From Adversity to Transformation: Can Financial Services Marketers Show the Way?

In Malcolm Gladwell's latest work ("David and Goliath") he makes the point that having a handicap or shortcoming forces one to compensate and develop skills that often lead to great success in life. The number of successful entrepreneurs and business leaders who are dyslexic, for example, is way above the rate of dyslexia in the general population. Richard Branson is a noteworthy example of how adversity can lead to success.

How ironic that Gladwell addressed the BAI Retail Delivery conference in Denver recently on this topic. BAI Retail Delivery is the largest banking conference in the world, each year bringing together industry leaders and partners. This year the theme was "Ideas to Action". Why ironic? The Banking industry itself could be described as handicapped with numerous shortcomings, not the least of which is the devastating state of consumer trust. Banking is not seen as on the customers' side and certainly not as a hotbed of innovation. How will the industry distinguish itself in consumers' eyes? Will it be with new skills, new innovations, new business models, in order to overcome its stodgy, self-serving reputation? If the muted energy level at the BAI conference was any indication, the answer is "not enough yet".
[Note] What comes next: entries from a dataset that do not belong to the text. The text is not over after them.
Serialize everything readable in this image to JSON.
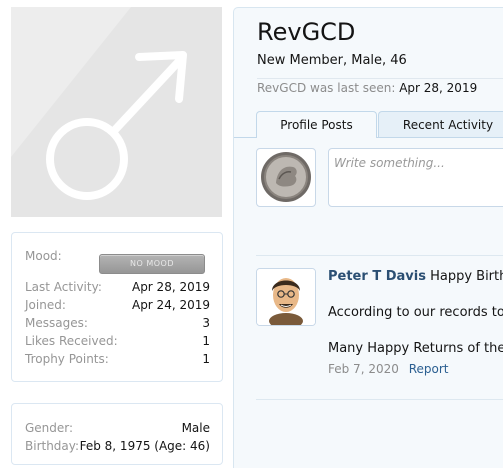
{
  "profile": {
    "username": "RevGCD",
    "subtitle": "New Member, Male, 46",
    "last_seen_label": "RevGCD was last seen:",
    "last_seen_value": "Apr 28, 2019"
  },
  "sidebar": {
    "mood_label": "Mood:",
    "mood_badge": "NO MOOD",
    "stats": [
      {
        "label": "Last Activity:",
        "value": "Apr 28, 2019"
      },
      {
        "label": "Joined:",
        "value": "Apr 24, 2019"
      },
      {
        "label": "Messages:",
        "value": "3"
      },
      {
        "label": "Likes Received:",
        "value": "1"
      },
      {
        "label": "Trophy Points:",
        "value": "1"
      }
    ],
    "info": [
      {
        "label": "Gender:",
        "value": "Male"
      },
      {
        "label": "Birthday:",
        "value": "Feb 8, 1975 (Age: 46)"
      }
    ]
  },
  "tabs": [
    {
      "label": "Profile Posts"
    },
    {
      "label": "Recent Activity"
    }
  ],
  "composer": {
    "placeholder": "Write something..."
  },
  "post": {
    "author": "Peter T Davis",
    "line1": " Happy Birthd",
    "line2": "According to our records to",
    "line3": "Many Happy Returns of the",
    "date": "Feb 7, 2020",
    "report": "Report"
  },
  "colors": {
    "link": "#2b4f73",
    "accent_border": "#c2d8ea",
    "background": "#f5f9fc"
  }
}
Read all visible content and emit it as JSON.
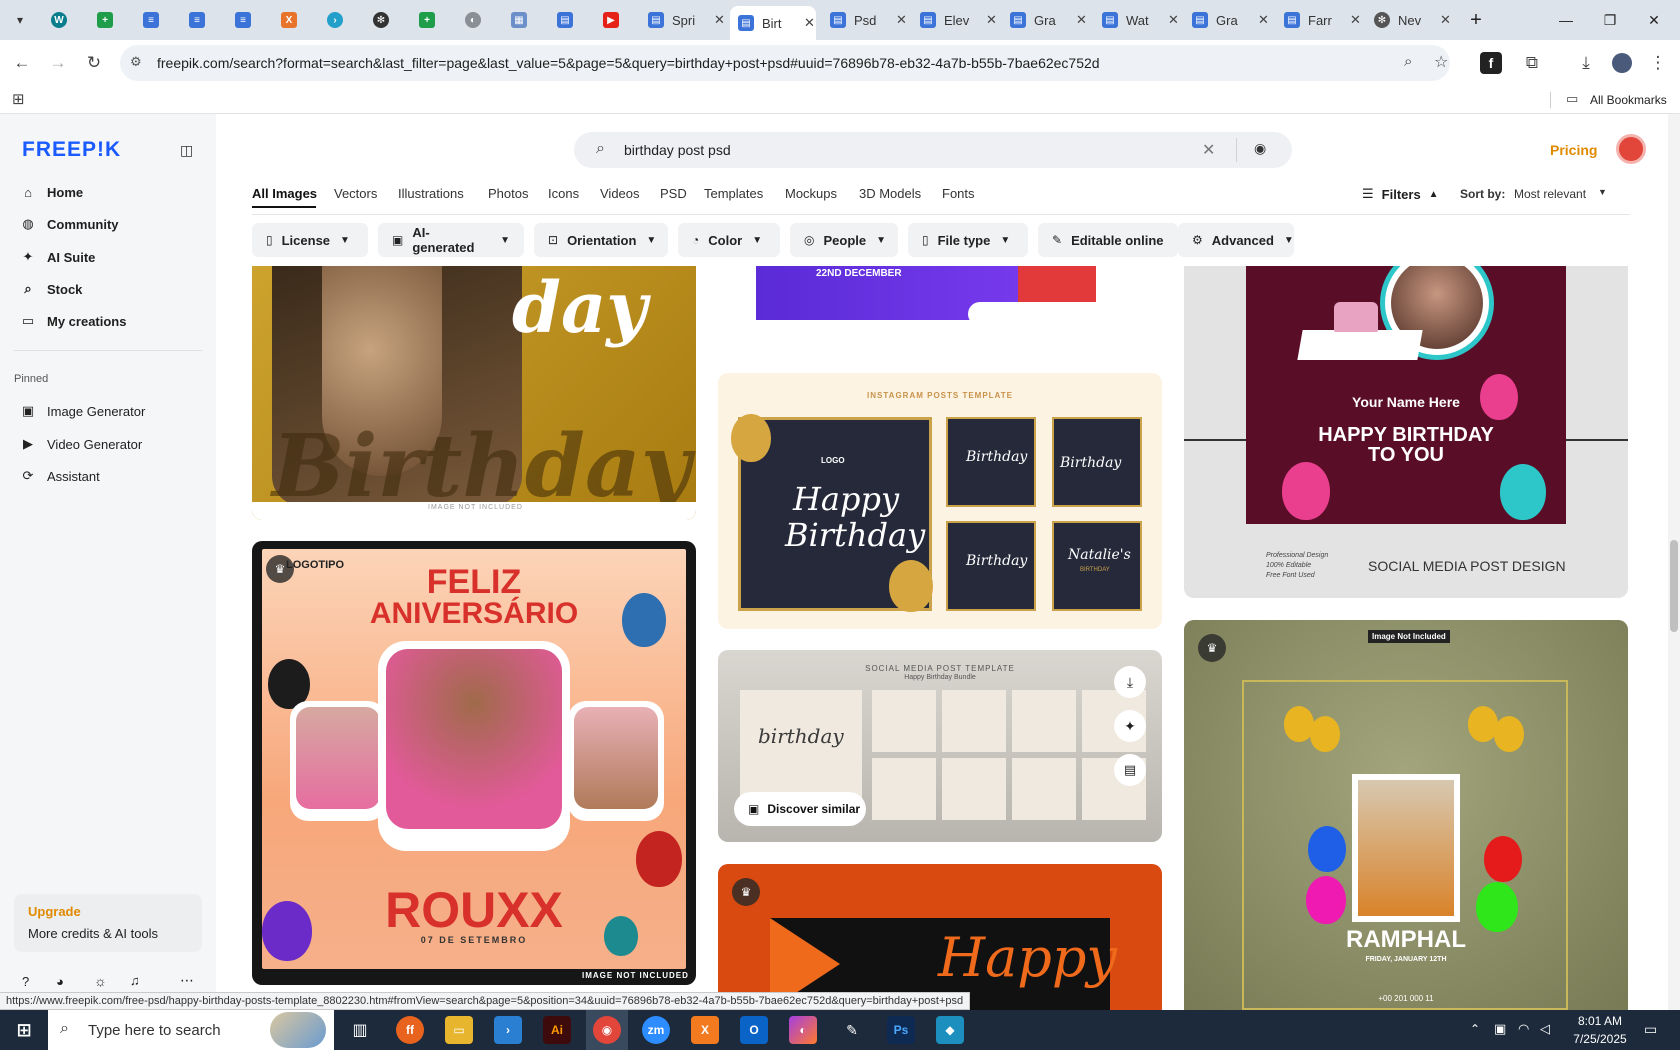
{
  "browser": {
    "tabs": [
      {
        "title": "Spri"
      },
      {
        "title": "Birt",
        "active": true
      },
      {
        "title": "Psd"
      },
      {
        "title": "Elev"
      },
      {
        "title": "Gra"
      },
      {
        "title": "Wat"
      },
      {
        "title": "Gra"
      },
      {
        "title": "Farr"
      },
      {
        "title": "Nev"
      }
    ],
    "url": "freepik.com/search?format=search&last_filter=page&last_value=5&page=5&query=birthday+post+psd#uuid=76896b78-eb32-4a7b-b55b-7bae62ec752d",
    "all_bookmarks": "All Bookmarks",
    "status_url": "https://www.freepik.com/free-psd/happy-birthday-posts-template_8802230.htm#fromView=search&page=5&position=34&uuid=76896b78-eb32-4a7b-b55b-7bae62ec752d&query=birthday+post+psd"
  },
  "sidebar": {
    "logo": "FREEP!K",
    "nav": [
      {
        "label": "Home",
        "icon": "home-icon"
      },
      {
        "label": "Community",
        "icon": "globe-icon"
      },
      {
        "label": "AI Suite",
        "icon": "sparkle-icon"
      },
      {
        "label": "Stock",
        "icon": "search-icon"
      },
      {
        "label": "My creations",
        "icon": "folder-icon"
      }
    ],
    "pinned_label": "Pinned",
    "pinned": [
      {
        "label": "Image Generator",
        "icon": "image-icon"
      },
      {
        "label": "Video Generator",
        "icon": "video-icon"
      },
      {
        "label": "Assistant",
        "icon": "assistant-icon"
      }
    ],
    "upgrade_title": "Upgrade",
    "upgrade_text": "More credits & AI tools"
  },
  "header": {
    "search_query": "birthday post psd",
    "pricing": "Pricing",
    "categories": [
      "All Images",
      "Vectors",
      "Illustrations",
      "Photos",
      "Icons",
      "Videos",
      "PSD",
      "Templates",
      "Mockups",
      "3D Models",
      "Fonts"
    ],
    "filters_label": "Filters",
    "sort_label": "Sort by:",
    "sort_value": "Most relevant"
  },
  "filters": [
    {
      "label": "License"
    },
    {
      "label": "AI-generated"
    },
    {
      "label": "Orientation"
    },
    {
      "label": "Color"
    },
    {
      "label": "People"
    },
    {
      "label": "File type"
    },
    {
      "label": "Editable online"
    },
    {
      "label": "Advanced"
    }
  ],
  "cards": {
    "c1": {
      "word": "day",
      "script": "Birthday",
      "note": "IMAGE NOT INCLUDED"
    },
    "c2": {
      "logo": "LOGOTIPO",
      "title1": "FELIZ",
      "title2": "ANIVERSÁRIO",
      "name": "ROUXX",
      "date": "07 DE SETEMBRO",
      "note": "IMAGE NOT INCLUDED"
    },
    "c3": {
      "date": "22ND DECEMBER"
    },
    "c4": {
      "header": "INSTAGRAM POSTS TEMPLATE",
      "main_logo": "LOGO",
      "main1": "Happy",
      "main2": "Birthday",
      "s1": "Birthday",
      "s2": "Birthday",
      "s3": "Birthday",
      "s4": "Natalie's",
      "s4b": "BIRTHDAY"
    },
    "c5": {
      "header": "SOCIAL MEDIA POST TEMPLATE",
      "sub": "Happy Birthday Bundle",
      "main": "birthday",
      "discover": "Discover similar"
    },
    "c6": {
      "script": "Happy"
    },
    "c7": {
      "name": "Your Name Here",
      "title1": "HAPPY BIRTHDAY",
      "title2": "TO YOU",
      "f1": "Professional Design",
      "f2": "100% Editable",
      "f3": "Free Font Used",
      "caption": "SOCIAL MEDIA POST DESIGN"
    },
    "c8": {
      "note": "Image Not Included",
      "name": "RAMPHAL",
      "date": "FRIDAY, JANUARY 12TH",
      "phone": "+00 201 000 11"
    }
  },
  "taskbar": {
    "search_placeholder": "Type here to search",
    "time": "8:01 AM",
    "date": "7/25/2025"
  }
}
There are indications, however, that financial products are being consumed differently and state of the art marketing and online methods are influencing these changes. Perhaps financial services marketing can be a bright spot on the pathway to the transformation of consumer attitudes towards the industry.

An example can be seen in credit card marketing. In years past this product was a considered purchase, where shopping was the subject of a branch visit, phone call, magazine articles, or advice from a friend. Offers were made via direct mail, the application was paper-based, and the approval and card issuance process took weeks. Now the category is much better understood by consumers, comparison shopping is done online, and offers are delivered via display ads and email. In recent AOL research among customers who applied for a credit card, 43% said they did so instantaneously upon finding out about a card...without any shopping. And if you are a Millennial you almost exclusively apply for a card online. The research indicated that online ads and email offers were more influential than TV in leading to a card application by 4X and 3X respectively. Many credit card issuers are now getting the majority of their new accounts online via digital marketing tactics. So in a relatively short number of years the credit card buying experience has been transformed via digital means - presumably to the consumers' benefit of convenience and control. It shows it can be done.

On the other hand, shopping for and buying a consumer checking account has not progressed as far. A 2012 Novantas, Inc. study showed 69% of consumers who opened up a checking account shopped for that account online, but only half were comfortable actually opening the account online....they preferred to go to a branch. It shows how much work there is yet to do. Financial services marketers are gaining experience with new means of engaging prospects and existing customers. Content curation and sponsorship - aka native advertising - is a new arena for brands to come alive and provide a more authentic voice than straight advertising messaging. Bringing such content out to where consumers travel in their digital lives, rather than expecting bank brand sites to be popular destinations with objective content, is a reflection of financial services marketers' progressive thinking. Some of the larger banks and credit card companies are exploiting the reach and audience targeting ability of video online, as an alternative or additive to traditional TV.

Financial services companies are also some of the heaviest users of programmatic media buying and sophisticated targeting and optimization techniques. None of these new advertising and marketing methods come with perfect metrics and ironclad assurance of their effectiveness. But to the credit of many bank marketers they are gaining experience, testing and learning, and showing a willingness to push into new territory. While the overall banking industry reputation with consumers remains stodgy, marketing and online practices are already paving the way out.

Coincidentally, Peter Eavis of the NY Times wrote a recent article, "Rules Force Banks to Innovate for Survival," which is right on Gladwell's point that adversity breeds compensatory response:

"Bankers complain that the government's overhaul of the banking system has saddled the industry with a heap of new rules, stricter regulators and higher costs of doing business. But there is something they might not be so quick to mention in their complaints: The overhaul may also be pushing banks to innovate in important ways."

Banks don't exist in a vacuum, of course, and their customers are seeing transformation in other aspects of their lives, like smartphones and tablets, wearable devices, innovative retailing models, and so much more. Many of the innovations come from small companies. As Eavis writes, "banks may lose out to innovative new entrants if they don't start becoming more adventurous." He quotes David Klein, chief executive and a co-founder of Common Bond, a young company that matches student borrowers with investors, often alumni, who may want to lend to them: "Banks are fearful," he said, "New companies are fearless."